OVERVIEW OF NEW REGIME

The consultation document explains that the new regime will be targeted at situations that pose the highest risk of artificial diversion of UK profits and will ensure that genuine foreign profits are exempt from UK tax. The new regime will apply equally to entities resident in EU and non-EU jurisdictions. The consultation document specifies that the government considers that the proposed reforms are consistent with EU law, although it remains questionable whether the European Commission will agree with this assertion.

OPERATION OF NEW REGIME

The new regime will operate in a similar way to the current regime. CFCs will be identified and then a number of exemptions will exist to exclude CFCs that do not give rise to an artificial diversion of UK profits. The government considers that the majority of overseas operations will be outside the scope of the regime.

Three stages to the regime are currently envisaged:

  • Step 1: identifying CFCs;
  • Step 2: exempting CFCs that pose a low risk to the UK tax base; and
  • Step 3: calculating a CFC charge.

STEP 1: IDENTIFYING CFCS

The government is not proposing to amend the definition of a CFC substantially and intends to maintain the existing lower level of tax threshold. Given that the main rate of UK corporation tax will be reduced to 23% by 2014, the government contends that a lower level of tax threshold of 75% is appropriate, since the regime will not apply if the applicable foreign tax rate is more than 17.25%.

STEP 2: EXEMPTIONS

A number of exemptions will be introduced to recognise that the majority of CFCs undertake genuine commercial activities that do not artificially divert profits from the UK. A CFC can meet whichever exemption is most appropriate and there is no requirement to apply the exemptions in a specific order.

The proposed exemptions are outlined below.

Low profits exemption

Akin to the existing de minimus exemption, this will be designed to remove CFCs that make low levels of profits and therefore, represent a low risk to the UK tax base.

Excluded countries exemption

This exemption will exclude CFCs that meet certain conditions and are located in jurisdictions with tax regimes that have broadly similar rates and bases to the UK. The government is reviewing three broad categories of territories to which the exemption may apply.

Temporary period exemption

This will allow an exemption from the regime for a period of up to three years, where an overseas subsidiary comes within the scope of the rules following a reorganisation or change to UK ownership. The scope of this exemption will be similar to the exemption introduced by Finance Bill 2011 as part of the interim CFC reforms.
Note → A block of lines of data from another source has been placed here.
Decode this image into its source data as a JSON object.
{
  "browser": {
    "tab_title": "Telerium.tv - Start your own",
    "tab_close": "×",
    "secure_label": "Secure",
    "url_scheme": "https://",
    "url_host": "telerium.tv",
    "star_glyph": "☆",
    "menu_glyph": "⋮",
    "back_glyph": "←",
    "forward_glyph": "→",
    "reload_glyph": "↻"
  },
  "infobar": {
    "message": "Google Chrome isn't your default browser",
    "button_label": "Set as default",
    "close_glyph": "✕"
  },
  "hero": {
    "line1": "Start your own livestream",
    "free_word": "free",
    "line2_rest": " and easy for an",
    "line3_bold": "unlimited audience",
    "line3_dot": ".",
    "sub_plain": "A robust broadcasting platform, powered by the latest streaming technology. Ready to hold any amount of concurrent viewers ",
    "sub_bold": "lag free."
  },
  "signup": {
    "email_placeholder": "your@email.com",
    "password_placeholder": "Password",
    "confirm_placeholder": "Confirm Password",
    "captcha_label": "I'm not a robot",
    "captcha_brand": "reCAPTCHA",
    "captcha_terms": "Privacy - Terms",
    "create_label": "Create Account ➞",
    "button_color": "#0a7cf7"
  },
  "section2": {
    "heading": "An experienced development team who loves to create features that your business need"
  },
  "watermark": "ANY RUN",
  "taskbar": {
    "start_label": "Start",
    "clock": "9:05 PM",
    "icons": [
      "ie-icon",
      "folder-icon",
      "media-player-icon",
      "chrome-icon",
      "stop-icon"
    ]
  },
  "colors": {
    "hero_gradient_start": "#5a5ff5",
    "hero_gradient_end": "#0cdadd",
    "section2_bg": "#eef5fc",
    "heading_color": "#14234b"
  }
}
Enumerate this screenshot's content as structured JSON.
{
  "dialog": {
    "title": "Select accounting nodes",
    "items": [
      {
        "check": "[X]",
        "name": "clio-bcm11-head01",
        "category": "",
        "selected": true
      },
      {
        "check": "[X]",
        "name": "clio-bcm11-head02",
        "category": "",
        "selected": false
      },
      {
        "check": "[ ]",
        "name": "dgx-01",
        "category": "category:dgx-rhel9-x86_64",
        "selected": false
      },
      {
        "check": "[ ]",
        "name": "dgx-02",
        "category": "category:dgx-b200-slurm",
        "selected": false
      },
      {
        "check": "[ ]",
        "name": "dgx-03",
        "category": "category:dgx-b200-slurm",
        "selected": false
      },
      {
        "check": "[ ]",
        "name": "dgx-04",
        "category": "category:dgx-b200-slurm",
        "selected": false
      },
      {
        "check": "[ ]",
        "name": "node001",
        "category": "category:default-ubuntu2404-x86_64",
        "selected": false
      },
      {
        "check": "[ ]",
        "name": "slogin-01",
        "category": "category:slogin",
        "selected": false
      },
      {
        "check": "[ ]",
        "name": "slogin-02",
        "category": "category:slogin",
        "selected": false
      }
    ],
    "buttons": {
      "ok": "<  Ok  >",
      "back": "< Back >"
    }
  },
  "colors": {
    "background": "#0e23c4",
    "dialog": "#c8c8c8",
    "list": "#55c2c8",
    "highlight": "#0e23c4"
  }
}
Territorial business exemptions

These exemptions will endeavour to exclude CFCs that undertake genuine commercial activities and do not constitute a significant risk of artificial diversion of UK profits. The government is proposing to introduce three territorial business exemptions, which contain a series of mechanical tests based on the CFC’s characteristics:

  • Exemption 1: based on satisfaction of a profits rate safe harbour, currently envisaged as 10% of operating expenses;
  • Exemption 2: an exemption for CFCs carrying on manufacturing trades; and
  • Exemption 3: a more general exemption for CFCs carrying on commercial activities, where there is a low risk of artificial diversion of profits.
Sector-specific rules

The government recognises that specific exemptions are required for the insurance and banking sectors and therefore intends to introduce specific rules to exempt their genuine overseas operations.

Finance company rules

This includes a partial finance company exemption that will apply to overseas financing. The government considers that, by 2014, generally, this should result in an effective UK corporation tax rate of 5.75% on profits from overseas intra-group finance income. The consultation document questions whether it could be appropriate to offer full exemption for overseas finance income in certain circumstances.

General purpose exemption

Essentially, this exemption will fulfil the same role as the current motive test, considering the facts and circumstances to assess whether the CFC’s profits have been artificially diverted from the UK. The consultation document suggests that where the diversion of UK profits is tax driven, it will be deemed to be artificial. However, the government states that unlike the current motive test, there will be no default assumption that profits would have arisen in the UK. Businesses will be able to apply for a non-statutory clearance from HMRC that a CFC satisfies the exemption.

STEP 3: CALCULATING A CFC CHARGE

Where a CFC charge arises it will be proportional to the UK profits that have been artificially diverted. Genuine foreign profits will be outside the scope of the regime. The workings of the new rules and the self-assessment requirements will largely remain unchanged.

The government may have established the framework for full CFC reform, however the precise detail and mechanics of the rules remains uncertain and will be determined over the coming months.